Weizhou 11-4N oilfield is a medium-low-porosity and low-permeability reservoir. The oilfield was initially developed by edge and bottom water energy and then transferred to water injection development. Affected by poor physical properties and heterogeneity of the reservoir, the oilfield appeared in the process of water injection development. When the water injection pressure increases, the water injection volume continues to decrease, and it is difficult to meet the injection requirements. On the basis of the analysis of reservoir heterogeneity, void structure, and clay minerals of reservoir, the water injection compatibility experiment, damage evaluation experiment, and nuclear magnetic resonance-velocity sensitivity experiments were carried out to clarify the damage in the process of oilfield water flooding development. Experiments show that the main causes of damage in Weizhou 11-4N oilfield water flooding development process are water quality incompatibility and strong velocity-sensitive damage. The determination of water type shows that the injected water and formation water are MgCl2 water type and NaHCO3 water type, respectively, under the classification of Surin water type, resulting in the formation of scale with calcium carbonate as the main component in the reservoir.
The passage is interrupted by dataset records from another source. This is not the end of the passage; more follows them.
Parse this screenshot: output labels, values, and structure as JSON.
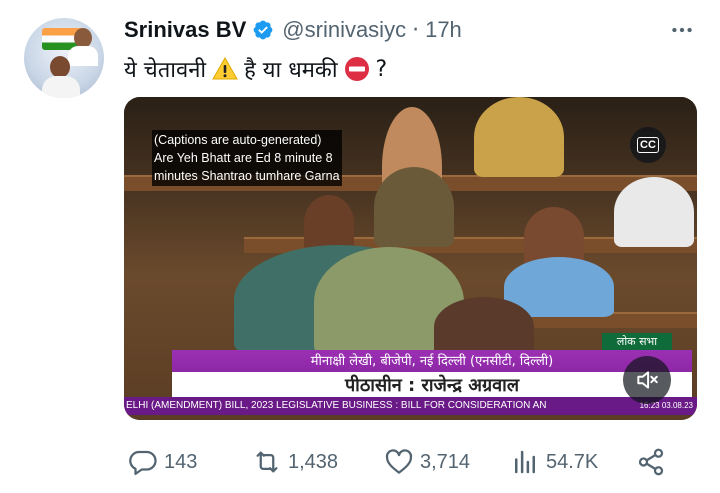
{
  "author": {
    "name": "Srinivas BV",
    "handle": "@srinivasiyc",
    "separator": "·",
    "time": "17h",
    "verified_icon": "verified-badge-icon",
    "avatar": "profile-avatar"
  },
  "tweet": {
    "text_part1": "ये चेतावनी",
    "emoji1": "warning-icon",
    "text_part2": "है या धमकी",
    "emoji2": "no-entry-icon",
    "text_part3": "?"
  },
  "media": {
    "captions_lines": [
      "(Captions are auto-generated)",
      "Are Yeh Bhatt are Ed 8 minute 8",
      "minutes Shantrao tumhare Garna"
    ],
    "cc_label": "CC",
    "channel_badge": "लोक सभा",
    "speaker_line": "मीनाक्षी लेखी, बीजेपी, नई दिल्ली (एनसीटी, दिल्ली)",
    "chair_line": "पीठासीन : राजेन्द्र अग्रवाल",
    "ticker_text": "ELHI (AMENDMENT) BILL, 2023     LEGISLATIVE BUSINESS : BILL FOR CONSIDERATION AN",
    "ticker_stamp": "16:23 03.08.23"
  },
  "actions": {
    "replies": "143",
    "reposts": "1,438",
    "likes": "3,714",
    "views": "54.7K"
  },
  "colors": {
    "verified": "#1d9bf0",
    "muted_text": "#536471",
    "lower_third": "#7a1f96"
  }
}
Incompatibility of water quality is an important cause of reservoir damage and scaling. In the reservoir-sensitive flow experiment, the experimental core showed strong velocity sensitivity, the average velocity sensitivity damage rate was 466.31%, and the average critical velocity was 2.98 m/d. Nuclear magnetic resonance experiments show that the core has a significant decrease in average pore size after water flooding. The main damage range is the tiny throat of 0-2 μm. In this paper, the main damage interval of velocity-sensitive damage in the Weizhou 11-4N area and the change trend of void structure after velocity-sensitive experiment are clarified by nuclear magnetic resonance and velocity sensitivity experiments. The main cause of block reservoir damage provides the basis for the oilfield to take targeted measures and provides a guarantee for the efficient development of the subsequent oilfield.